Мы открывали секс вместе — Кэйрин и я. Мы сообщили друг другу домашние прозвища, данные нашим гениталиям родителями. «Ватрушка» и «маленький гадкий петушок». Ей ужасно хотелось знать, куда девается мой «петушок», когда я езжу на велосипеде. Лежит ли он прямо на седле велосипеда или свисает сбоку от него? Не расплющивается ли он, когда я лежу на животе? Как-то мы вместе с другими детьми пошли в лес и там ставили опыты с палками. Кэйрин до сих пор помнит, как глубоко вошел в нее сучок и как она хотела, но боялась закричать. Одна из девочек проболталась матери Кэйрин о том, что было в лесу. Мать выпорола Кэйрин и отобрала у нее подаренные мной полдоллара, сказав, что это грязные деньги, которые мерзкие мальчишки дают девочкам, чтобы те делали всякие гадости.
Я помню, как Кэйрин щупала мой, как мы его окрестили, «червячок» и пыталась его открутить. Она заявила мне, что у женщин соски постоянно твердые. Я не мог в это поверить. Когда через много лет я впервые попал на стриптиз, больше всего мне хотелось увидеть соски. На вид они показались мне довольно твердыми.
Когда мы уже были намного старше, мы обсуждали, как она относится к стимуляции пальцем, Кэйрин сказала, что, когда парень это делает девушке, а та сама не знает, как много готова ему позволить, и от страха его динамит, это одно дело. Но иногда девушка нарочно настраивается только на это и ни на что больше. Я спросил Кэйрин, больно ли это в первый раз. Она сказала, что вот когда трахают по-настоящему, тогда больно. Она сказала, что в ту ночь, когда мы запарковались возле пляжа, она была смущена и перепугана. Но как только почувствовала внутри себя мой палец, сразу успокоилась, расслабилась, и было только приятно.
Предположим, что некая девушка не хочет трахаться с неким парнем. Должна ли она позволять запустить в нее палец?
— Почему бы и нет? — ответила Кэйрин. — Если девушка от этого оргазма не получит, то настоящий трах ей и вовсе ни к чему.

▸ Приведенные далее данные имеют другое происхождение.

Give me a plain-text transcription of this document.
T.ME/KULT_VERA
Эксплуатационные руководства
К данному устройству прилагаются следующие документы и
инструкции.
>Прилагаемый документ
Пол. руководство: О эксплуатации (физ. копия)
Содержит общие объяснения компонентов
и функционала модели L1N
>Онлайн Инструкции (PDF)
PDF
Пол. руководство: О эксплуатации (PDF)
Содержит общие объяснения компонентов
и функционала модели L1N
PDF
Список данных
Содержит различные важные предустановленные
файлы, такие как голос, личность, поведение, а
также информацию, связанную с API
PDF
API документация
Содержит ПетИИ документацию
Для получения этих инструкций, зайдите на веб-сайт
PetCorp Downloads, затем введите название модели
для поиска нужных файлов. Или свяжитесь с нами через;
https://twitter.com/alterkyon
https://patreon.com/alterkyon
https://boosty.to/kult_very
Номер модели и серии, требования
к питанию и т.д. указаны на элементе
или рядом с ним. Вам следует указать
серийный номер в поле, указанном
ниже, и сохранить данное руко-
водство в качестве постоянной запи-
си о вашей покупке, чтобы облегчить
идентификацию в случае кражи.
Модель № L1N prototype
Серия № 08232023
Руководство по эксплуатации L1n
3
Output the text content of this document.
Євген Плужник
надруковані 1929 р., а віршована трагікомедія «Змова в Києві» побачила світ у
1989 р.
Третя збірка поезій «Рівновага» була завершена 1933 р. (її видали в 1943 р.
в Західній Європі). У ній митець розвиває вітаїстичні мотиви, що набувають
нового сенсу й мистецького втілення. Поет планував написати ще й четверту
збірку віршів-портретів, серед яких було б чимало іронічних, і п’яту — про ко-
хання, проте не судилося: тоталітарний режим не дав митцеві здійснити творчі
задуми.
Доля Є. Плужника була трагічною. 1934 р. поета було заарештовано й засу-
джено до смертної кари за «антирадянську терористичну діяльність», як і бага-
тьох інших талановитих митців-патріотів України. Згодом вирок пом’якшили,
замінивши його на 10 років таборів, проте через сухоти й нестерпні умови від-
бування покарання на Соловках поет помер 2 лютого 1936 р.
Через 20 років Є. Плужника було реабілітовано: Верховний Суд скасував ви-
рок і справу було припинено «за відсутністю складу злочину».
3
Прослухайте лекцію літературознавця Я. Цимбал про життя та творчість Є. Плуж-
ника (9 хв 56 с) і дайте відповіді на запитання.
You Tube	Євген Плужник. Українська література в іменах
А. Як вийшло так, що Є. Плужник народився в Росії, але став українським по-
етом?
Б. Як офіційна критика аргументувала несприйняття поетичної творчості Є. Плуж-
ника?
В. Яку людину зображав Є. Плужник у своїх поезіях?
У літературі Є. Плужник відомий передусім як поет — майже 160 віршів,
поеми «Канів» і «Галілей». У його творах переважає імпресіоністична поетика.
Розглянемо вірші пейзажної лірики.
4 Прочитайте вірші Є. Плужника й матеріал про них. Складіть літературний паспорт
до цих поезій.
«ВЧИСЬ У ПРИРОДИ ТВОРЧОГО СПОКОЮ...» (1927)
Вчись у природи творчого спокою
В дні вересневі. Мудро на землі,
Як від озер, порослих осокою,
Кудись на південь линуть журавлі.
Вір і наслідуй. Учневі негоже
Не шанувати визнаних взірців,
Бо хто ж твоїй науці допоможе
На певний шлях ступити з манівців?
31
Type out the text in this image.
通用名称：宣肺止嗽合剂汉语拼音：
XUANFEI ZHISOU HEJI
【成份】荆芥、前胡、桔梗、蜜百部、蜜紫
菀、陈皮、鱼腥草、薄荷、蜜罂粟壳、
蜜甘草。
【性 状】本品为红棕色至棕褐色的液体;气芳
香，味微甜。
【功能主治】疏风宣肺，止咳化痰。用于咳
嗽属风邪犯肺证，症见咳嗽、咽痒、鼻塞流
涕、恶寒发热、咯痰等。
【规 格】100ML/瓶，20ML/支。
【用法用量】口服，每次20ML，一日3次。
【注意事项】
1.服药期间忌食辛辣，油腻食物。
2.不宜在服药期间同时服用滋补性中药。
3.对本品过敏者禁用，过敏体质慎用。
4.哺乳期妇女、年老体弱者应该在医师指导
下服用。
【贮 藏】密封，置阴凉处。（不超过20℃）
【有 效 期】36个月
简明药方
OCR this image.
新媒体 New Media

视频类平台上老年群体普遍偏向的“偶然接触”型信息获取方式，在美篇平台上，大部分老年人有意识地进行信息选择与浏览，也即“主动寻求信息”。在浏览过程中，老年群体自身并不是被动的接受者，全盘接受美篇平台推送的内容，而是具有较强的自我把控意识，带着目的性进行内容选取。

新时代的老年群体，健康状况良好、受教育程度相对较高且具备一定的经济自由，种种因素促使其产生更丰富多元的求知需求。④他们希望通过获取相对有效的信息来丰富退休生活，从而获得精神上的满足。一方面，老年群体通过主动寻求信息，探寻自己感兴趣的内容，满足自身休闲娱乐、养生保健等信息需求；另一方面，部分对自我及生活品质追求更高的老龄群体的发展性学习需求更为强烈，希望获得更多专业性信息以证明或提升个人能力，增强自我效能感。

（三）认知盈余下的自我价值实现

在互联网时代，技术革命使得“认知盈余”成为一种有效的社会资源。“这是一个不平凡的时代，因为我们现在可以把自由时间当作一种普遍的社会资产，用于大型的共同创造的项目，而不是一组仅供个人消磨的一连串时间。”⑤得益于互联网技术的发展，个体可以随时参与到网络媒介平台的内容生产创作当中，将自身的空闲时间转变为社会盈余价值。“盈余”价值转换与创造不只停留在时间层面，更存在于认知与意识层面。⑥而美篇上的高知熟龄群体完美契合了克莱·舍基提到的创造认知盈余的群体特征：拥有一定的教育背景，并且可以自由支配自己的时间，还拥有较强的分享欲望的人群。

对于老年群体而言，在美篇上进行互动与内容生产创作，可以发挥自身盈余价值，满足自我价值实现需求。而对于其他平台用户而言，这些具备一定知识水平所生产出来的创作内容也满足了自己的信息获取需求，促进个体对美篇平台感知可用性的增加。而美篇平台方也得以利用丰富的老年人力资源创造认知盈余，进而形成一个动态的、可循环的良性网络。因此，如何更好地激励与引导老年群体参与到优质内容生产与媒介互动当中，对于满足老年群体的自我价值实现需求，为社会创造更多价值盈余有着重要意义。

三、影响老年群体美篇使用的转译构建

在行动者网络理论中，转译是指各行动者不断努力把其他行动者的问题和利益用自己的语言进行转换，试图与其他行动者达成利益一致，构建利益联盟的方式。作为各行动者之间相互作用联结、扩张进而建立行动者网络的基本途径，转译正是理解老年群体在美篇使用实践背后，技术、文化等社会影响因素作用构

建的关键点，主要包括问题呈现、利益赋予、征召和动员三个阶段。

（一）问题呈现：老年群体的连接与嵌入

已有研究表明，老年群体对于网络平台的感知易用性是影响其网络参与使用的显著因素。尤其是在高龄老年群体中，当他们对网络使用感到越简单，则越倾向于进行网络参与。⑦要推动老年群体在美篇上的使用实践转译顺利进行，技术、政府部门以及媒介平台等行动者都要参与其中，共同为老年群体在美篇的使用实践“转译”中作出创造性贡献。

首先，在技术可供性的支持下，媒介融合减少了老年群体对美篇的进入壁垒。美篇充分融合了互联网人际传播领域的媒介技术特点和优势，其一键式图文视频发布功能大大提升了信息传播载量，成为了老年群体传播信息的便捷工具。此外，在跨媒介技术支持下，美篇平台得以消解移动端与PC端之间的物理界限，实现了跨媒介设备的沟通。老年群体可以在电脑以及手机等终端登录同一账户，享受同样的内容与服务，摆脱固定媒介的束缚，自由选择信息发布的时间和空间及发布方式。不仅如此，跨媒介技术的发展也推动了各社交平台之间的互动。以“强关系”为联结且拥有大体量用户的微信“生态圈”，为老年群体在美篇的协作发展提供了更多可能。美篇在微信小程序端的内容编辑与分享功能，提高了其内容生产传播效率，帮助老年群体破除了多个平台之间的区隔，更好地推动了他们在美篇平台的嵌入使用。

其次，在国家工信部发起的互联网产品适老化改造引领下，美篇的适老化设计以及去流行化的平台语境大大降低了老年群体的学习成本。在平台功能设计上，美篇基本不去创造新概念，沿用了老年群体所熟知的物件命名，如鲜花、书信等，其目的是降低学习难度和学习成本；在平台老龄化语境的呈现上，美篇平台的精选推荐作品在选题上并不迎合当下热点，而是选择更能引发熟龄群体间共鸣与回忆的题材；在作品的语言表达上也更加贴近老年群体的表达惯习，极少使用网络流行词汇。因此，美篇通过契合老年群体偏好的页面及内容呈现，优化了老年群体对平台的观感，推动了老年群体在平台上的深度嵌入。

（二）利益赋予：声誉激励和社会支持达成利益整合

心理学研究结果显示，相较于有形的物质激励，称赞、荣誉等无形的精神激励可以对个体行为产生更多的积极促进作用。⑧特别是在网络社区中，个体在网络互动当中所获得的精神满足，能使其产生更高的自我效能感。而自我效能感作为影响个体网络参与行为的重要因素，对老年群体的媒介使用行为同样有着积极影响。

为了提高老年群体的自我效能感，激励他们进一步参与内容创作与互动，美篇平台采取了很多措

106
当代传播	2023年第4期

Я тогда еще про себя подумал, может ли девушка получить оргазм просто от пальца. Я в этом сильно сомневался.
Однажды Кэйрин выпила стакан неразбавленной водки и выдала после этого:
— Ты что-то скрываешь. — Она улыбнулась. — Ты скрываешь мертвое тело. Твое собственное.
На этом все кончилось. Я уехал за границу, и больше мы не виделись. Почему она не соблазнила меня? Я не знаю. Почему она оскорбила меня, а не разыграла гневную сцену или отчаяние, вместо того чтобы осыпать меня оскорблениями? Все, что она делала, внезапно показалось мне скучным и заранее отрепетированным. В ней не было спонтанности, не было воображения. Она существовала в каком-то своем вакууме и казалась непроницаемой. Она заразила меня своей омертвелостью, своим нежеланием ни на что реагировать.